Where there are such assessments, my experience is that buyers and sellers will negotiate who is to pay them and when an agreement is reached it will be included in the purchase and sales contract. Typically, a seller will agree to make the payment, but that is not always the case. Some sellers take the position that they will not pay the balance of the special assessment since it will only benefit the new buyer.

But your situation is different. When you received the resale certificate, there was no formal assessment imposed by the board. It was only in the planning stage.

You had the opportunity to do your homework, but unfortunately you were too much in a hurry to close on your condominium unit.

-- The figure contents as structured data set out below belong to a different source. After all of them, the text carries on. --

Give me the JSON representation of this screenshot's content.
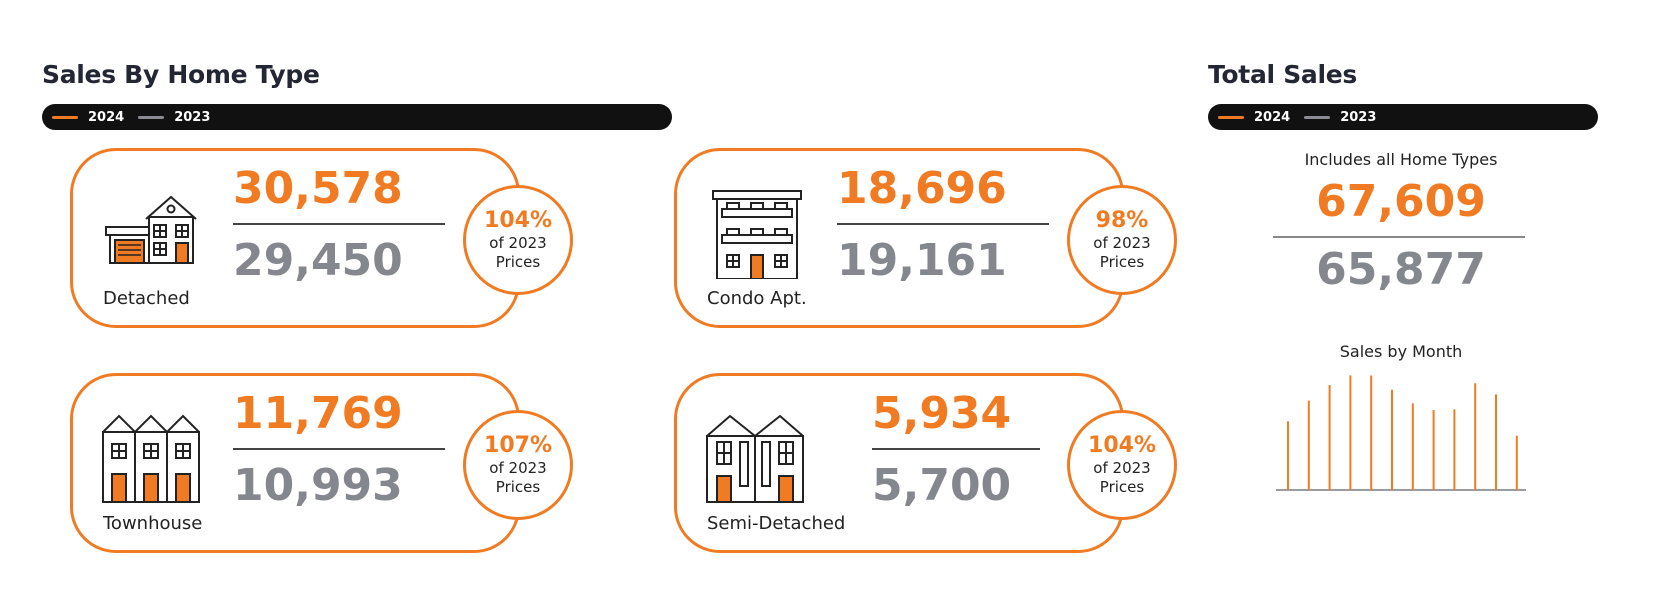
{
  "left_section": {
    "title": "Sales By Home Type"
  },
  "right_section": {
    "title": "Total Sales"
  },
  "legend": [
    {
      "label": "2024",
      "color": "#f07b23"
    },
    {
      "label": "2023",
      "color": "#8a8c92"
    }
  ],
  "cards": [
    {
      "label": "Detached",
      "current": "30,578",
      "previous": "29,450",
      "pct": "104%",
      "caption_line1": "of 2023",
      "caption_line2": "Prices"
    },
    {
      "label": "Condo Apt.",
      "current": "18,696",
      "previous": "19,161",
      "pct": "98%",
      "caption_line1": "of 2023",
      "caption_line2": "Prices"
    },
    {
      "label": "Townhouse",
      "current": "11,769",
      "previous": "10,993",
      "pct": "107%",
      "caption_line1": "of 2023",
      "caption_line2": "Prices"
    },
    {
      "label": "Semi-Detached",
      "current": "5,934",
      "previous": "5,700",
      "pct": "104%",
      "caption_line1": "of 2023",
      "caption_line2": "Prices"
    }
  ],
  "total": {
    "note": "Includes all Home Types",
    "current": "67,609",
    "previous": "65,877"
  },
  "colors": {
    "accent": "#f07b23",
    "muted": "#85878e",
    "dark": "#111111"
  },
  "chart_data": {
    "type": "bar",
    "title": "Sales by Month",
    "categories": [
      "",
      "",
      "",
      "",
      "",
      "",
      "",
      "",
      "",
      "",
      "",
      ""
    ],
    "values": [
      4870,
      6330,
      7440,
      8120,
      8110,
      7100,
      6140,
      5670,
      5710,
      7560,
      6770,
      3850
    ],
    "ylim": [
      0,
      8500
    ],
    "grid": false,
    "color": "#f07b23"
  }
}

You should have requested updated copies of the financial documents, and you should have discussed the status of the condominium with one or two board members as well as the association’s property manager.

Regardless of the cost of your unit, I am sure that it was a significant investment for you. Yet you opted to ignore the warning signs, and you failed to exercise the rights provided you by statute – namely the right to receive – and review – the financial state of affairs for that association.

But even if you did carefully examine this information, at the time you signed your sales contract no such assessment was in effect; it was only a possibility, and not a reality.

What if you determine that your seller knew about the upcoming assessment? Does that make him legally obligated to disclose this to you? Under the disclosure requirements imposed by statute, the seller must only disclose known conditions about the unit you are considering to buy, and not the entire complex. The burden to disclose common element issues rests with the association, and not the individual unit owners.

Did you ask the seller if there are any special assessments pending? If so – and if the seller knew about those issues and lied to you – that would change my opinion as to his potential liability. But proving knowledge will not be easy. Obviously, if the seller was a member of the Board of Directors at the time you signed the sales contract, that might make a difference.

But unfortunately, too many condominium owners just do not take the time – nor care – to educate themselves as to the operation of the complex in which they live. Apathy runs rampant in many community associations. All too often, the only time that owner’s complain is when their monthly condo fees are increased or when there is a special assessment promulgated by the Board.

It still is a mystery to me why potential condominium buyers spend more time deciding what computer or cell phone to buy than they do when purchasing the home in which they plan to live.

The legislatures have given us the tools with which to make educated decisions; potential homebuyers should make full use of this opportunity.